Some 107 graves were defaced with anti-Semitic inscriptions in the city of Westhoffen, while graffiti against Jews was also found in nearby Schafhouse-sur-Zorn on Tuesday.

France has Europe’s biggest Jewish community – around 550,000 – and anti-Semitic attacks are common, with more than 500 alone in 2018.

Earlier this year, politicians from across the spectrum joined marches against anti-Semitism.

They denounced a surge in attacks that some commentators blamed on incitement by Islamist preachers, others on the rise of anti-Zionism – opposition to the existence of Israel as a homeland for the Jewish people.

Lawmakers in parliament’s lower house on Tuesday evening approved a non-legally binding resolution modelled on the definition of anti-Semitism set by the International Holocaust Remembrance Alliance (IHRA).

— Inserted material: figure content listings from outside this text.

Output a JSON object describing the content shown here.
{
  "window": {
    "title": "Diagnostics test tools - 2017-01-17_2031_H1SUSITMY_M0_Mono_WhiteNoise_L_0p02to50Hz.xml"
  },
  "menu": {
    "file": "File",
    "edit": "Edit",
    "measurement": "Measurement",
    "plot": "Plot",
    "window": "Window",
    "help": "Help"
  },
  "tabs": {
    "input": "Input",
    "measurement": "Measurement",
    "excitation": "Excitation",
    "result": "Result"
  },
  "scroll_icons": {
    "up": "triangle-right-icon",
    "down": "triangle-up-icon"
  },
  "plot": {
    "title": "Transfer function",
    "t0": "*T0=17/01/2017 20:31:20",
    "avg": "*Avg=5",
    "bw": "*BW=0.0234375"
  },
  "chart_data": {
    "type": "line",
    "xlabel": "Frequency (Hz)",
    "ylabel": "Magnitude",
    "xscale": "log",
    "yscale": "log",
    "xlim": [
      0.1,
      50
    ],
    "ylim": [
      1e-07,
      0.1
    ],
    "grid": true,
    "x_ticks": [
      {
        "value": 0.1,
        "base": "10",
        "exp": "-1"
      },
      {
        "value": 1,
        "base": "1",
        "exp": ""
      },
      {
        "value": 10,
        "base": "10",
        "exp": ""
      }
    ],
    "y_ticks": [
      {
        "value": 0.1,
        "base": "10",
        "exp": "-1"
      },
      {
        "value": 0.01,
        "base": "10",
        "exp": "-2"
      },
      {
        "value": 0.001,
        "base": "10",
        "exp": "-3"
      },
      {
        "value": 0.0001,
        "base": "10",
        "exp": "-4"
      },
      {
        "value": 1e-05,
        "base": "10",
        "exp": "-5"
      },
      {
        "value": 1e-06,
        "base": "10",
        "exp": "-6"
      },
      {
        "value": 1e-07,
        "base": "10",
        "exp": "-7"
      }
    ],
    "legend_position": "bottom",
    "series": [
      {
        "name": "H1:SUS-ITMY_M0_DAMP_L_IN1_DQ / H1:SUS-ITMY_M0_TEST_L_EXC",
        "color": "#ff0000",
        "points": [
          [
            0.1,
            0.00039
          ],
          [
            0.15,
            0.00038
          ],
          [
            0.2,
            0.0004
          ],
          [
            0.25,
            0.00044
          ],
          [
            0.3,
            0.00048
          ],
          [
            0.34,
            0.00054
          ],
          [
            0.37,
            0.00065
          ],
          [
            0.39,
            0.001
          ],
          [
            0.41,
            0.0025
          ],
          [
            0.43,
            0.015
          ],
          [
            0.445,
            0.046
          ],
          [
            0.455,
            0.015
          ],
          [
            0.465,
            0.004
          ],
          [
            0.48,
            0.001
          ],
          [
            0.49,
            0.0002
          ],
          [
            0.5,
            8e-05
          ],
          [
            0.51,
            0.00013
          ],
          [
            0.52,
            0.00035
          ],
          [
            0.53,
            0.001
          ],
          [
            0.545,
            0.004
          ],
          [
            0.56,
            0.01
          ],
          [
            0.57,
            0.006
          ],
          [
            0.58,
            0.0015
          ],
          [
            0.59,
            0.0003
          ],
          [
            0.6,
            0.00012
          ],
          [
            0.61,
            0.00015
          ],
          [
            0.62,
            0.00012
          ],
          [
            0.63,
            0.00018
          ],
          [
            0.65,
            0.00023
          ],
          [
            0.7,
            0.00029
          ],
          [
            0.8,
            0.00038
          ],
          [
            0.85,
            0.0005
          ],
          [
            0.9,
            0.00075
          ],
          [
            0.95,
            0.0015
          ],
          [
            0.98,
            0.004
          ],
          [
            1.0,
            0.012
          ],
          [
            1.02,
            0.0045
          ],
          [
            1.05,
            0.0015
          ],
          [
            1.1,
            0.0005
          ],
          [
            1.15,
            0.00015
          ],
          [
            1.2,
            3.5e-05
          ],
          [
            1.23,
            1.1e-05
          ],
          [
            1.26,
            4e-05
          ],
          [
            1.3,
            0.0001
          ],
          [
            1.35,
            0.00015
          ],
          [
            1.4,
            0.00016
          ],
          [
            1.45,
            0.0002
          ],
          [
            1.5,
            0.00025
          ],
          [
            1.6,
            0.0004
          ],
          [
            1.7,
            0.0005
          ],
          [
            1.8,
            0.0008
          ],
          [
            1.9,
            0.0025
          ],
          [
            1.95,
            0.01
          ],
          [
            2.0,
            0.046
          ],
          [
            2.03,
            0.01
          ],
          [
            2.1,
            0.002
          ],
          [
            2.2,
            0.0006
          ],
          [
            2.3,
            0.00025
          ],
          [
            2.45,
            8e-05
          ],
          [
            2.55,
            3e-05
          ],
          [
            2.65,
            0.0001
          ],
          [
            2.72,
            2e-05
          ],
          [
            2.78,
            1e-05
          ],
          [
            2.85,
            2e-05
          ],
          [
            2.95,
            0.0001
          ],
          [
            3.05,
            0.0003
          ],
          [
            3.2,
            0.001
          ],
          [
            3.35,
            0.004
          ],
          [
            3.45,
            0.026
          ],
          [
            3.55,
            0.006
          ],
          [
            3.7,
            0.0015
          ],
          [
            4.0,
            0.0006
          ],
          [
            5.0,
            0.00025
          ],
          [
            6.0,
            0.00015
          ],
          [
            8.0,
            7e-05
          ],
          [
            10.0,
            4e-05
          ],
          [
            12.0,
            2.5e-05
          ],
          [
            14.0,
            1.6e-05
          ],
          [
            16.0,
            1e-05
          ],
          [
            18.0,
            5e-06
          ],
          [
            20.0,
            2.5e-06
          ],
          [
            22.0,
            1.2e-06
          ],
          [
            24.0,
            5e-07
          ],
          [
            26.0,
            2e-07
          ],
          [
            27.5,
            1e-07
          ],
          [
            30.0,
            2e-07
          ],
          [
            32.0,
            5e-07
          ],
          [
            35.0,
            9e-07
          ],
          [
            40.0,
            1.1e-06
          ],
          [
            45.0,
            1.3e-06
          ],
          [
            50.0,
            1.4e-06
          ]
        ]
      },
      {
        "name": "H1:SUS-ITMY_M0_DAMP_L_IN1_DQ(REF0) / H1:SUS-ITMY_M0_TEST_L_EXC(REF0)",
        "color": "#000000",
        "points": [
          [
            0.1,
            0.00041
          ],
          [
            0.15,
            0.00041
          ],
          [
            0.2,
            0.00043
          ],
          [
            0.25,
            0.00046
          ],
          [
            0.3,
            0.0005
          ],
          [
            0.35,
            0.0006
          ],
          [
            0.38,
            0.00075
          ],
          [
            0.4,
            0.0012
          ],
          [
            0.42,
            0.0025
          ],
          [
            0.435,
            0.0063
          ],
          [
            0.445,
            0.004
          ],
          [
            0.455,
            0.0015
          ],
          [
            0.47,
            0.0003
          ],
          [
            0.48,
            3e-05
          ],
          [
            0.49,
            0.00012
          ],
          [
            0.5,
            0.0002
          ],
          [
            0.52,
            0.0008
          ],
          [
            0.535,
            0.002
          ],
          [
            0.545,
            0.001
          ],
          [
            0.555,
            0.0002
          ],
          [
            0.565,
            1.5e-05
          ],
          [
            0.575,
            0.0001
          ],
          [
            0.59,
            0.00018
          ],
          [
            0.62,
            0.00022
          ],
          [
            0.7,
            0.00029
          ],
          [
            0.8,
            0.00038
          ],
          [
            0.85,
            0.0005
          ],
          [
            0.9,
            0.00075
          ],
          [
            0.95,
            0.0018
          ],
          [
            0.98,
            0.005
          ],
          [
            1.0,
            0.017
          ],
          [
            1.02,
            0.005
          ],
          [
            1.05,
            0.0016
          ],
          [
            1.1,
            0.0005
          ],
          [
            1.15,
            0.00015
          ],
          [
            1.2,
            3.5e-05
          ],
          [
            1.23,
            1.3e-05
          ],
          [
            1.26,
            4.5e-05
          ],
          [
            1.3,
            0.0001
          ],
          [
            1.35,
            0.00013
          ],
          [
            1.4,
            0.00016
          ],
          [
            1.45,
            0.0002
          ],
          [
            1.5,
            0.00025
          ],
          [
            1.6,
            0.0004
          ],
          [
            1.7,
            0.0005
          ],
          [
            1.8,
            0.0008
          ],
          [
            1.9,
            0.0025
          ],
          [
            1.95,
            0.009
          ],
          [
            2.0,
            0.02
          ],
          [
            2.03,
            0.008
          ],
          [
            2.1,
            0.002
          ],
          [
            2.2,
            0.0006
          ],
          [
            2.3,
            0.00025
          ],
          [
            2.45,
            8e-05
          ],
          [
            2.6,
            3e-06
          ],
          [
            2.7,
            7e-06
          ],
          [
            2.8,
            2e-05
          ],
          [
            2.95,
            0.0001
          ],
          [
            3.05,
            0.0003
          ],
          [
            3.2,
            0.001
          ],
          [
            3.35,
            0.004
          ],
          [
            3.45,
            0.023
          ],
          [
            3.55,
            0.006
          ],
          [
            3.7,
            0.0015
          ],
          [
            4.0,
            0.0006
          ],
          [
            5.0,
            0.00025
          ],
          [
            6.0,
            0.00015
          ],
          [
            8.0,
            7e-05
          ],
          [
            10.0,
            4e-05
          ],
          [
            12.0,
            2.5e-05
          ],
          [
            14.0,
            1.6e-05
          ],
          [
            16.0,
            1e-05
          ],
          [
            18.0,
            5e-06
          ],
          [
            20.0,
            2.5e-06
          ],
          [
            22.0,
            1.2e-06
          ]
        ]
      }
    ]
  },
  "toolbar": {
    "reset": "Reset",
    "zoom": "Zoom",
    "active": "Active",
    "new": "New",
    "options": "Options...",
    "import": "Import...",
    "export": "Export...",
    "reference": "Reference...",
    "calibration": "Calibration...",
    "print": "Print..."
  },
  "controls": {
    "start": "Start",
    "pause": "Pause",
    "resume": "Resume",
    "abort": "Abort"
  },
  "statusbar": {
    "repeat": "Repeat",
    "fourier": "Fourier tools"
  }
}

The IHRA definition, which serves as an international guideline, does not reference “anti-Zionism” but does say denying Jews their right to self-determination is anti-Semitic.

The World Jewish Congress hailed France’s step.

“For too long too many have used the excuse that their obsessive criticism of Israel stands exclusive from their otherwise positive feelings for the Jewish people. Those days are now over,” it said.

Debate over the resolution split Macron’s ruling La Republique En Marche party, with some opponents saying it could impede people from criticising the Israeli government.